Perjalanan akademik Riska tidak hanya ditandai oleh capaian studi, tetapi juga keberanian memilih tema riset strategis yang bersentuhan langsung dengan persoalan kesehatan masyarakat. Ketertarikannya pada bioteknologi, khususnya riset bakteriofag, tumbuh sejak jenjang sarjana hingga doktoral melalui pendampingan intensif para pembimbingnya di Universitas Jember.

Dr. Riska Ayu Febrianti, S.Pd., M.Biotek., saat memaparkan disertasi dalam Ujian Terbuka Program Doktor (S3) Bioteknologi Universitas Jember.

“Dorongan dari Prof. Erlia Narulita selaku pembimbing saya sejak S1 dan S2 sangat berarti. Beliau tidak hanya membimbing secara akademik, tetapi juga memberi ruang bagi saya untuk terus bermimpi dan berkembang.

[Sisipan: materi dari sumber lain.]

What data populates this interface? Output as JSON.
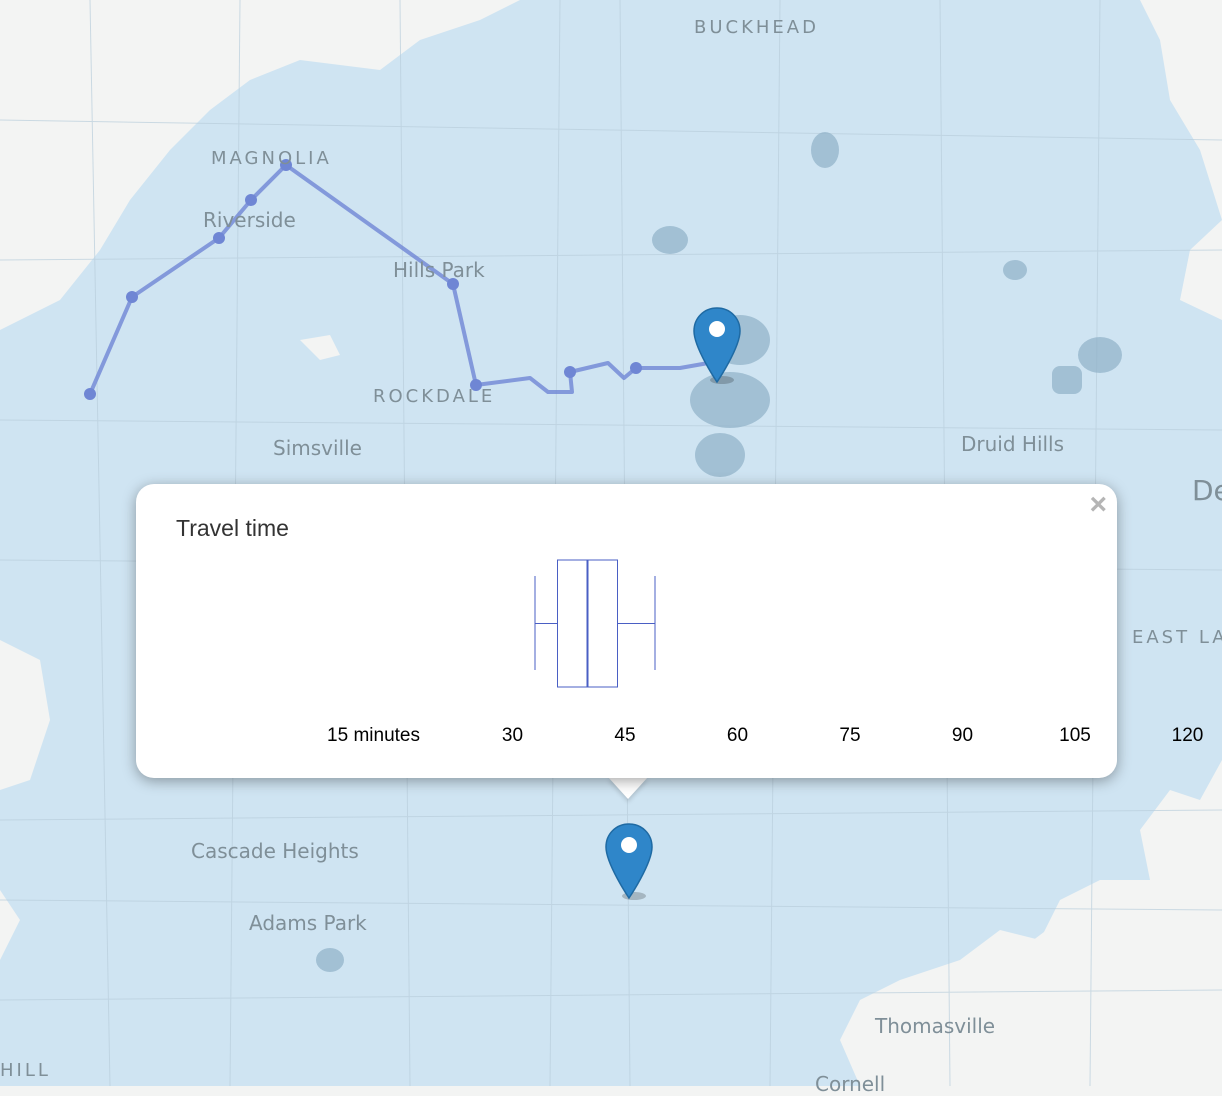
{
  "map": {
    "labels": [
      {
        "id": "buckhead",
        "text": "BUCKHEAD"
      },
      {
        "id": "magnolia",
        "text": "MAGNOLIA"
      },
      {
        "id": "riverside",
        "text": "Riverside"
      },
      {
        "id": "hills-park",
        "text": "Hills Park"
      },
      {
        "id": "rockdale",
        "text": "ROCKDALE"
      },
      {
        "id": "simsville",
        "text": "Simsville"
      },
      {
        "id": "druid-hills",
        "text": "Druid Hills"
      },
      {
        "id": "de",
        "text": "De"
      },
      {
        "id": "east-la",
        "text": "EAST LA"
      },
      {
        "id": "cascade-heights",
        "text": "Cascade Heights"
      },
      {
        "id": "adams-park",
        "text": "Adams Park"
      },
      {
        "id": "thomasville",
        "text": "Thomasville"
      },
      {
        "id": "hill",
        "text": "HILL"
      },
      {
        "id": "cornell",
        "text": "Cornell"
      }
    ],
    "colors": {
      "isochrone": "#cfe4f2",
      "route": "#6f86d4",
      "pin": "#2f86c9"
    },
    "pins": [
      {
        "id": "origin",
        "icon": "map-marker-icon"
      },
      {
        "id": "destination",
        "icon": "map-marker-icon"
      }
    ]
  },
  "popup": {
    "title": "Travel time",
    "close_icon": "close-icon",
    "close_glyph": "×",
    "chart_data": {
      "type": "boxplot",
      "title": "Travel time",
      "xlabel": "",
      "x_ticks": [
        "15 minutes",
        "30",
        "45",
        "60",
        "75",
        "90",
        "105",
        "120"
      ],
      "x_tick_values": [
        15,
        30,
        45,
        60,
        75,
        90,
        105,
        120
      ],
      "box": {
        "whisker_low": 33,
        "q1": 36,
        "median": 40,
        "q3": 44,
        "whisker_high": 49
      },
      "color": "#4a5fc4"
    }
  }
}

Dari diri saya sendiri, saya ingin menjadi ahli yang kompeten dan menghadirkan dampak nyata melalui inovasi sains, terutama di bidang bioteknologi dan riset bakteriofag,” ungkap Riska.

Disertasi yang dihasilkan Riska berangkat dari urgensi global infeksi Salmonella enterica yang menurut data tahun 2024 masuk dalam sepuluh besar penyebab kematian akibat penyakit bawaan pangan, sekaligus menjadi salah satu bakteri dengan tingkat resistensi antibiotik tertinggi di dunia. Ketergantungan pada antibiotik konvensional, sementara inovasi obat baru stagnan selama puluhan tahun, mendorong perlunya pendekatan terapi alternatif.

Melalui disertasinya, Riska mengembangkan terapi berbasis bakteriofag, yakni virus litik yang secara spesifik menargetkan dan menghancurkan bakteri patogen. Dengan memanfaatkan teknologi rekayasa genom CRISPR/Cas9, ia berhasil memodifikasi bakteriofag lokal agar memiliki kisaran inang yang lebih luas. Bakteriofag rekombinan hasil risetnya tidak hanya efektif melawan satu serovar Salmonella, tetapi juga mampu melisiskan beberapa serovar penting lain yang kerap menyebabkan infeksi klinis pada manusia.

Dr. Riska Ayu Febrianti, S.Pd., M.Biotek., tengah melakukan penelitian di laboratorium bioteknologi sebagai bagian dari riset doktoralnya.

“Krisis multiug resistant membuat terapi antibiotik menjadi semakin tidak efektif. Karena itu, riset ini berfokus pada bakteriofag sebagai agen terapeutik alternatif yang lebih presisi, tidak mudah resistan, dan aman bagi inang,” jelasnya saat memaparkan disertasi.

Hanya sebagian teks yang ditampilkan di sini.